Extinction Probability

Extinction probability is a vital concept in the study of branching processes, which are mathematical models used to describe the dynamics of a population. In the context of branching processes, extinction probability is denoted as \(\mu\), and it represents the likelihood that the population will eventually cease to exist. When considering a population in which each individual reproduces independently, the future size and existence of that population depend on the offspring of each individual.

If the extinction probability \(\mu\) is less than one, there is a possibility for the population to continue indefinitely, as the probability of population survival—equivalently, the probability of non-extinction—is \(1-\mu\). For instance, if \(\mu = 0.5\), there's a 50% chance the population will eventually go extinct. However, this also means there's a 50% chance it will survive and potentially grow. It's crucial for students to understand that the lower the extinction probability, the higher the chance of population survival, which directly impacts the expected total number of individuals in the population over time.

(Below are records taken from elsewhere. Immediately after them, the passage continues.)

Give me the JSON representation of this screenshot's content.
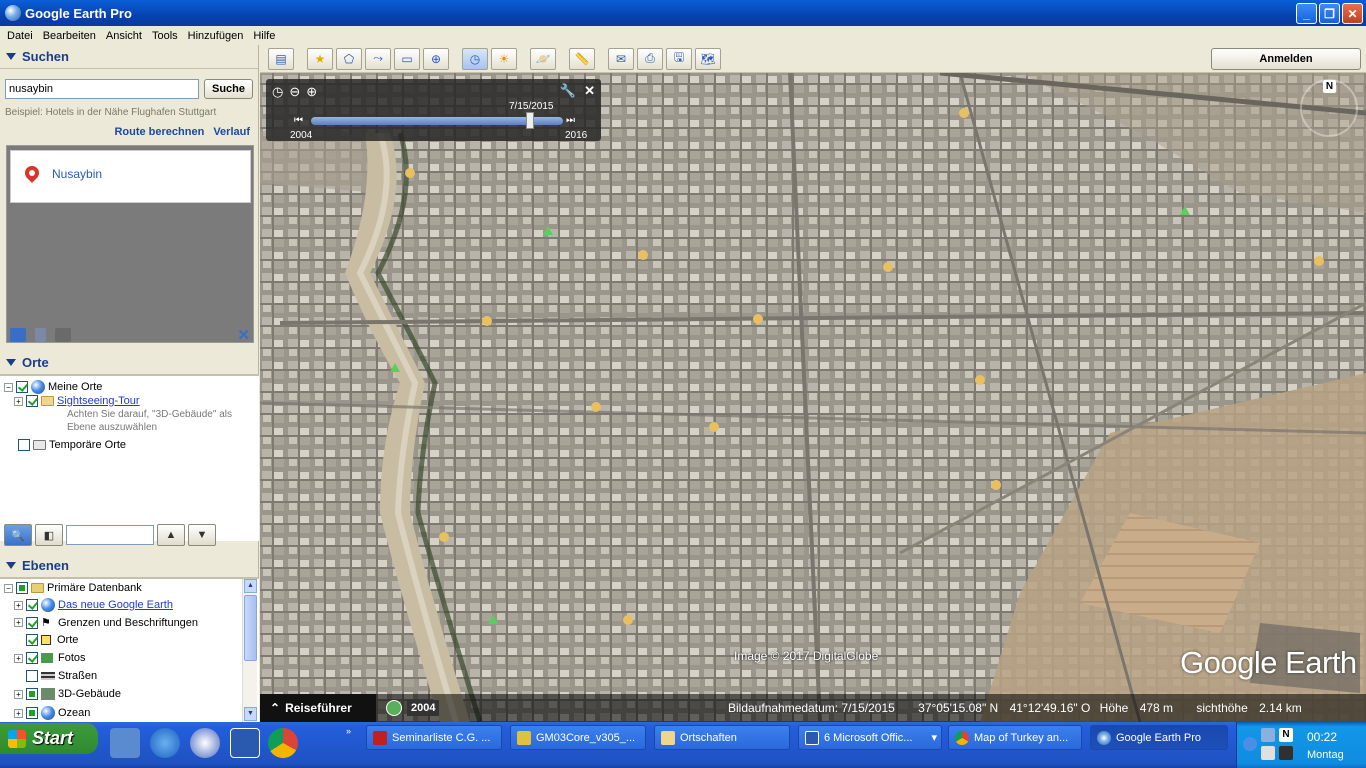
{
  "window": {
    "title": "Google Earth Pro"
  },
  "menu": [
    "Datei",
    "Bearbeiten",
    "Ansicht",
    "Tools",
    "Hinzufügen",
    "Hilfe"
  ],
  "search": {
    "header": "Suchen",
    "value": "nusaybin",
    "button": "Suche",
    "hint": "Beispiel: Hotels in der Nähe Flughafen Stuttgart",
    "route_link": "Route berechnen",
    "history_link": "Verlauf",
    "result": "Nusaybin"
  },
  "places": {
    "header": "Orte",
    "my_places": "Meine Orte",
    "sightseeing": "Sightseeing-Tour",
    "note_line1": "Achten Sie darauf, \"3D-Gebäude\" als",
    "note_line2": "Ebene auszuwählen",
    "temp_places": "Temporäre Orte"
  },
  "layers": {
    "header": "Ebenen",
    "primary_db": "Primäre Datenbank",
    "items": [
      "Das neue Google Earth",
      "Grenzen und Beschriftungen",
      "Orte",
      "Fotos",
      "Straßen",
      "3D-Gebäude",
      "Ozean"
    ]
  },
  "toolbar": {
    "login": "Anmelden"
  },
  "timeline": {
    "current_date": "7/15/2015",
    "start_year": "2004",
    "end_year": "2016",
    "position": 0.87
  },
  "map": {
    "credit": "Image © 2017 DigitalGlobe",
    "logo": "Google Earth",
    "compass_label": "N"
  },
  "statusbar": {
    "tour": "Reiseführer",
    "history_year": "2004",
    "image_date": "Bildaufnahmedatum: 7/15/2015",
    "lat": "37°05'15.08\" N",
    "lon": "41°12'49.16\" O",
    "elev_label": "Höhe",
    "elev_value": "478 m",
    "eye_label": "sichthöhe",
    "eye_value": "2.14 km"
  },
  "taskbar": {
    "start": "Start",
    "tasks": [
      "Seminarliste C.G. ...",
      "GM03Core_v305_...",
      "Ortschaften",
      "6 Microsoft Offic...",
      "Map of Turkey an...",
      "Google Earth Pro"
    ],
    "time": "00:22",
    "day": "Montag"
  },
  "colors": {
    "title_blue": "#0a5fd8",
    "link_blue": "#1a4aa0",
    "start_green": "#3c9b3c"
  }
}
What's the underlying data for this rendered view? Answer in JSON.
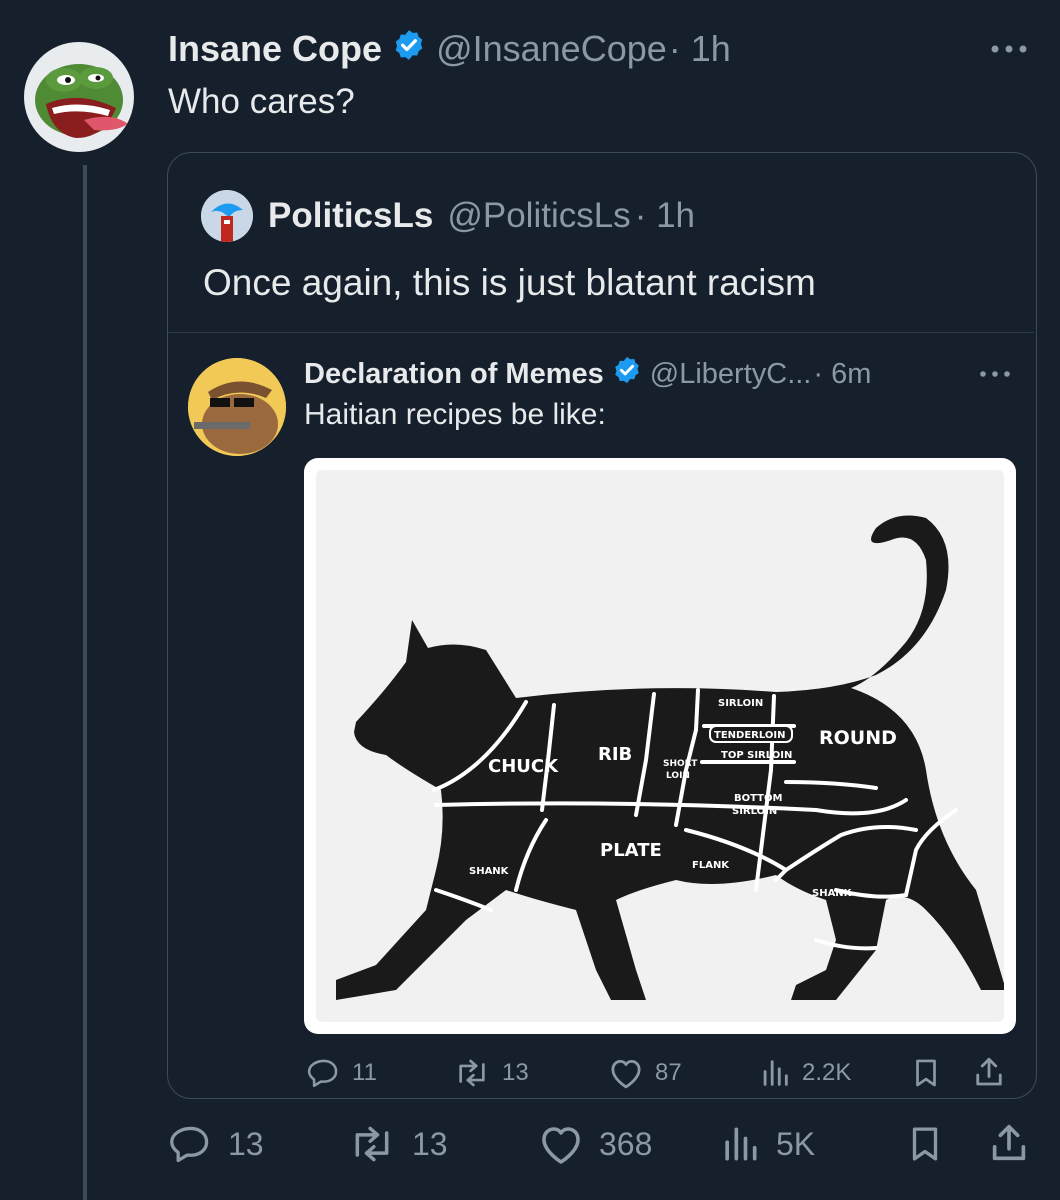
{
  "main_tweet": {
    "author_name": "Insane Cope",
    "handle": "@InsaneCope",
    "time": "· 1h",
    "text": "Who cares?",
    "more_icon": "more-dots-icon",
    "stats": {
      "replies": "13",
      "retweets": "13",
      "likes": "368",
      "views": "5K"
    }
  },
  "quoted_tweet": {
    "author_name": "PoliticsLs",
    "handle": "@PoliticsLs",
    "time": "· 1h",
    "text": "Once again, this is just blatant racism"
  },
  "nested_tweet": {
    "author_name": "Declaration of Memes",
    "handle": "@LibertyC...",
    "time": "· 6m",
    "text": "Haitian recipes be like:",
    "stats": {
      "replies": "11",
      "retweets": "13",
      "likes": "87",
      "views": "2.2K"
    }
  },
  "meme_labels": {
    "chuck": "CHUCK",
    "rib": "RIB",
    "short_loin_1": "SHORT",
    "short_loin_2": "LOIN",
    "sirloin": "SIRLOIN",
    "tenderloin": "TENDERLOIN",
    "top_sirloin": "TOP SIRLOIN",
    "bottom_sirloin_1": "BOTTOM",
    "bottom_sirloin_2": "SIRLOIN",
    "round": "ROUND",
    "plate": "PLATE",
    "flank": "FLANK",
    "shank_front": "SHANK",
    "shank_back": "SHANK"
  },
  "colors": {
    "background": "#16202c",
    "text": "#e7e9ea",
    "muted": "#8b98a5",
    "verified": "#1d9bf0",
    "border": "#3d4a58"
  }
}
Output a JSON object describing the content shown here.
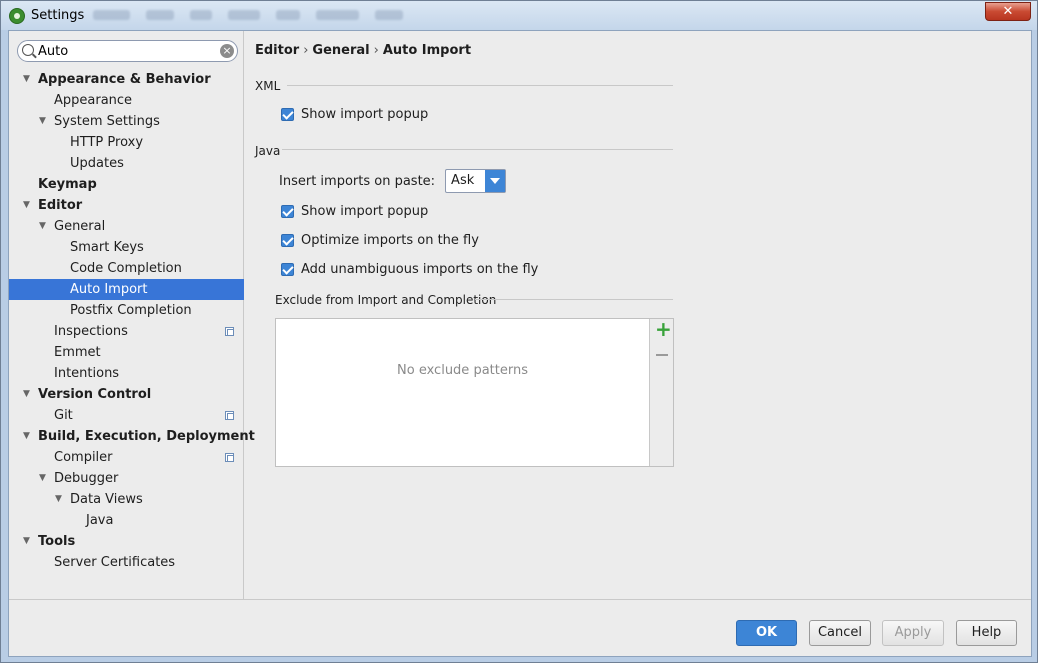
{
  "window": {
    "title": "Settings",
    "close_glyph": "✕"
  },
  "search": {
    "value": "Auto",
    "clear_glyph": "×"
  },
  "tree": [
    {
      "label": "Appearance & Behavior",
      "level": 0,
      "bold": true,
      "expanded": true
    },
    {
      "label": "Appearance",
      "level": 1
    },
    {
      "label": "System Settings",
      "level": 1,
      "expanded": true
    },
    {
      "label": "HTTP Proxy",
      "level": 2
    },
    {
      "label": "Updates",
      "level": 2
    },
    {
      "label": "Keymap",
      "level": 0,
      "bold": true
    },
    {
      "label": "Editor",
      "level": 0,
      "bold": true,
      "expanded": true
    },
    {
      "label": "General",
      "level": 1,
      "expanded": true
    },
    {
      "label": "Smart Keys",
      "level": 2
    },
    {
      "label": "Code Completion",
      "level": 2
    },
    {
      "label": "Auto Import",
      "level": 2,
      "selected": true
    },
    {
      "label": "Postfix Completion",
      "level": 2
    },
    {
      "label": "Inspections",
      "level": 1,
      "project_icon": true
    },
    {
      "label": "Emmet",
      "level": 1
    },
    {
      "label": "Intentions",
      "level": 1
    },
    {
      "label": "Version Control",
      "level": 0,
      "bold": true,
      "expanded": true
    },
    {
      "label": "Git",
      "level": 1,
      "project_icon": true
    },
    {
      "label": "Build, Execution, Deployment",
      "level": 0,
      "bold": true,
      "expanded": true
    },
    {
      "label": "Compiler",
      "level": 1,
      "project_icon": true
    },
    {
      "label": "Debugger",
      "level": 1,
      "expanded": true
    },
    {
      "label": "Data Views",
      "level": 2,
      "expanded": true
    },
    {
      "label": "Java",
      "level": 3
    },
    {
      "label": "Tools",
      "level": 0,
      "bold": true,
      "expanded": true
    },
    {
      "label": "Server Certificates",
      "level": 1
    }
  ],
  "breadcrumb": {
    "part1": "Editor",
    "part2": "General",
    "part3": "Auto Import",
    "sep": "›"
  },
  "xml": {
    "section_label": "XML",
    "show_import_popup": {
      "label": "Show import popup",
      "checked": true
    }
  },
  "java": {
    "section_label": "Java",
    "insert_imports_label": "Insert imports on paste:",
    "insert_imports_value": "Ask",
    "show_import_popup": {
      "label": "Show import popup",
      "checked": true
    },
    "optimize_imports": {
      "label": "Optimize imports on the fly",
      "checked": true
    },
    "add_unambiguous": {
      "label": "Add unambiguous imports on the fly",
      "checked": true
    }
  },
  "exclude": {
    "section_label": "Exclude from Import and Completion",
    "empty_text": "No exclude patterns",
    "add_glyph": "+"
  },
  "buttons": {
    "ok": "OK",
    "cancel": "Cancel",
    "apply": "Apply",
    "help": "Help"
  },
  "colors": {
    "accent": "#3d85d6",
    "selection": "#3875d7",
    "add_green": "#38a23a"
  }
}
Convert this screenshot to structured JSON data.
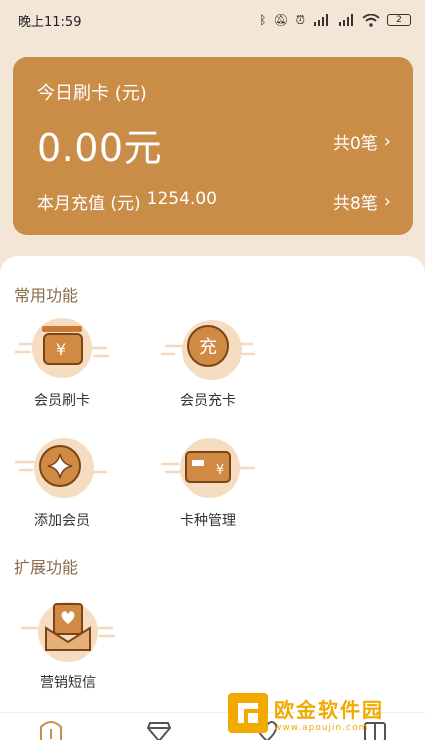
{
  "status_bar": {
    "time": "晚上11:59",
    "battery": "2",
    "icons": [
      "bluetooth-icon",
      "mute-icon",
      "alarm-icon",
      "signal-hd-icon",
      "signal-hd-icon",
      "wifi-icon",
      "battery-icon"
    ]
  },
  "summary": {
    "today_label": "今日刷卡 (元)",
    "today_amount": "0.00元",
    "today_count": "共0笔",
    "month_label": "本月充值 (元)",
    "month_amount": "1254.00",
    "month_count": "共8笔"
  },
  "common": {
    "title": "常用功能",
    "items": [
      {
        "label": "会员刷卡",
        "icon": "wallet-yuan-icon"
      },
      {
        "label": "会员充卡",
        "icon": "recharge-coin-icon"
      },
      {
        "label": "添加会员",
        "icon": "add-member-star-icon"
      },
      {
        "label": "卡种管理",
        "icon": "card-yuan-icon"
      }
    ]
  },
  "extended": {
    "title": "扩展功能",
    "items": [
      {
        "label": "营销短信",
        "icon": "heart-envelope-icon"
      }
    ]
  },
  "bottom_nav": {
    "icons": [
      "home-icon",
      "diamond-icon",
      "heart-icon",
      "grid-icon"
    ]
  },
  "watermark": {
    "title": "欧金软件园",
    "url": "www.apoujin.com"
  },
  "colors": {
    "brand": "#c98d47",
    "background": "#f3e6d6",
    "icon_light": "#f6dcc0",
    "icon_dark": "#c97a35",
    "section_title": "#8a6b4a"
  }
}
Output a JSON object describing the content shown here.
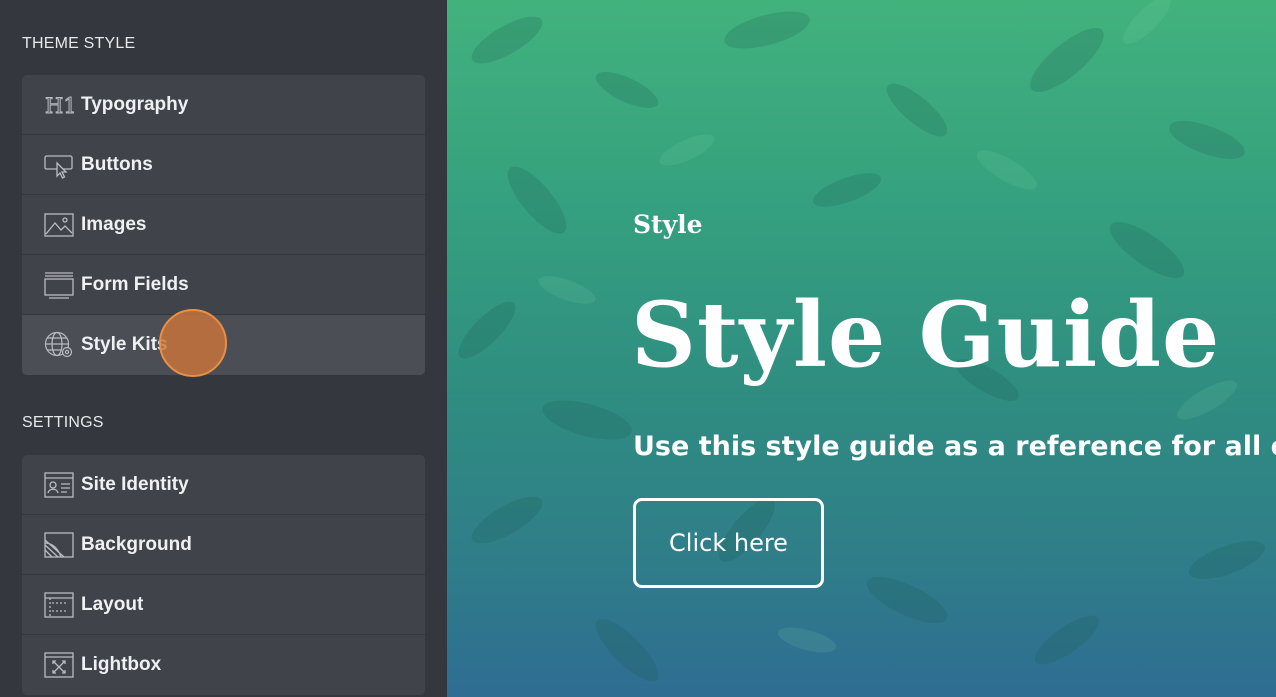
{
  "sidebar": {
    "theme_style": {
      "title": "THEME STYLE",
      "items": [
        {
          "label": "Typography",
          "icon": "heading-h1-icon"
        },
        {
          "label": "Buttons",
          "icon": "button-cursor-icon"
        },
        {
          "label": "Images",
          "icon": "image-icon"
        },
        {
          "label": "Form Fields",
          "icon": "form-field-icon"
        },
        {
          "label": "Style Kits",
          "icon": "globe-gear-icon",
          "active": true
        }
      ]
    },
    "settings": {
      "title": "SETTINGS",
      "items": [
        {
          "label": "Site Identity",
          "icon": "id-card-icon"
        },
        {
          "label": "Background",
          "icon": "background-icon"
        },
        {
          "label": "Layout",
          "icon": "layout-icon"
        },
        {
          "label": "Lightbox",
          "icon": "lightbox-expand-icon"
        }
      ]
    }
  },
  "preview": {
    "kicker": "Style",
    "headline": "Style Guide",
    "subtitle": "Use this style guide as a reference for all elem",
    "cta_label": "Click here"
  },
  "colors": {
    "sidebar_bg": "#34373d",
    "item_bg": "#404349",
    "active_item_bg": "#4b4e55",
    "click_indicator": "#cb743a",
    "preview_gradient_top": "#42b27d",
    "preview_gradient_bottom": "#2f6d92"
  }
}
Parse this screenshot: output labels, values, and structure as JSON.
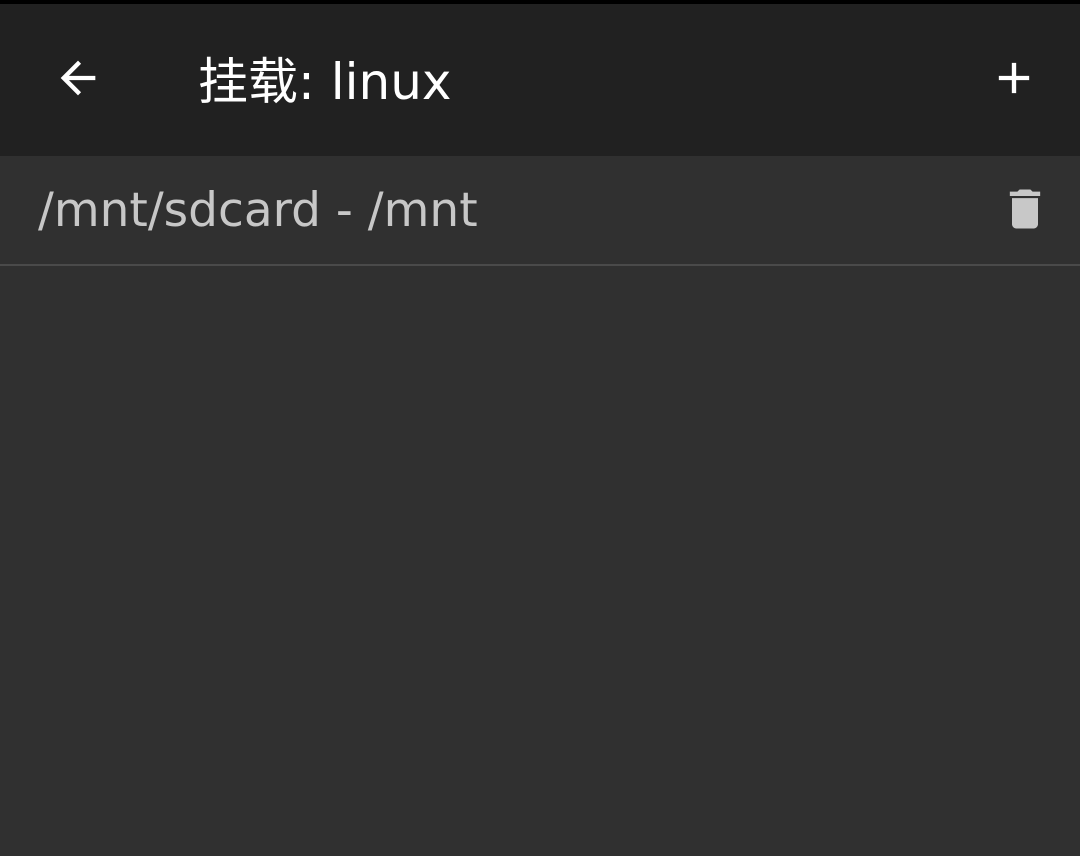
{
  "toolbar": {
    "title": "挂载: linux",
    "back_icon": "arrow-back-icon",
    "add_icon": "plus-icon"
  },
  "mounts": [
    {
      "label": "/mnt/sdcard - /mnt",
      "delete_icon": "trash-icon"
    }
  ],
  "colors": {
    "toolbar_bg": "#212121",
    "body_bg": "#303030",
    "item_text": "#c7c7c7",
    "icon_color": "#ffffff",
    "trash_color": "#c8c8c8",
    "divider": "#4a4a4a"
  }
}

Expected Number of Individuals

When studying population dynamics through branching processes, the expected number of individuals is an essential measure that tells us about the average population size we can predict in future generations. It is rooted in the idea of an 'average scenario' based on the probabilities of reproduction and extinction at play. It's not the number that will definitely appear in any given generation, but rather the number that we expect based on the rules and probabilities of the model.

Starting with a single individual, the expected number of individuals in the first generation \(E_1\) is 1. As long as the extinction probability \(\mu\) is less than 1, each subsequent generation has a positive expected size, calculated recursively by multiplying the expected number of individuals in the previous generation by \(1-\mu\), the probability of survival. When we calculate the expected total number of individuals over the entire existence of the population (assuming a start of one individual), we find this total to be \(\frac{1}{1-\mu}\), a result that holds as long as the assumption \(\mu<1\) remains true. For multiple initial individuals \(X_0=n\), the expected total number of individuals ever to exist in the population follows a similar pattern and is given by \(n\frac{1}{1-\mu}\). Understanding this concept allows students to grasp how initial conditions combine with the reproductive probabilities to dictate the long-term outcomes of populations.

Geometric Series

The geometric series is a sequence of numbers where each term after the first is found by multiplying the previous term by a fixed, non-zero number called the common ratio. This concept is intricately connected to branching processes because the total expected number of individuals in the population can be expressed as a geometric series.

In particular, when calculating the expected total number of individuals in a branching process, we sum across all generations. For a starting population of one individual and extinction probability \(\mu < 1\), the series becomes \(1 + (1-\mu) + (1-\mu)^2 + (1-\mu)^3 + \dots\). This series has a common ratio of \(1-\mu\) and sums up to the expression \(\frac{1}{1-(1-\mu)}\), which simplifies to \(\frac{1}{\mu}\).

It's important for students to recognize how the sum of an infinite geometric series provides key insights into long-term population predictions. By using the geometric series sum formula, \(\frac{a}{1-r}\), where \(a\) is the first term and \(r\) is the common ratio, they're able to reach a closed-form expression for the expected total population size. In the given exercise, when \(X_0=n\), the series starts with \(n\) instead of 1, and the resulting expression for the total expected number of individuals scales accordingly to \(n\frac{1}{1-\mu}\).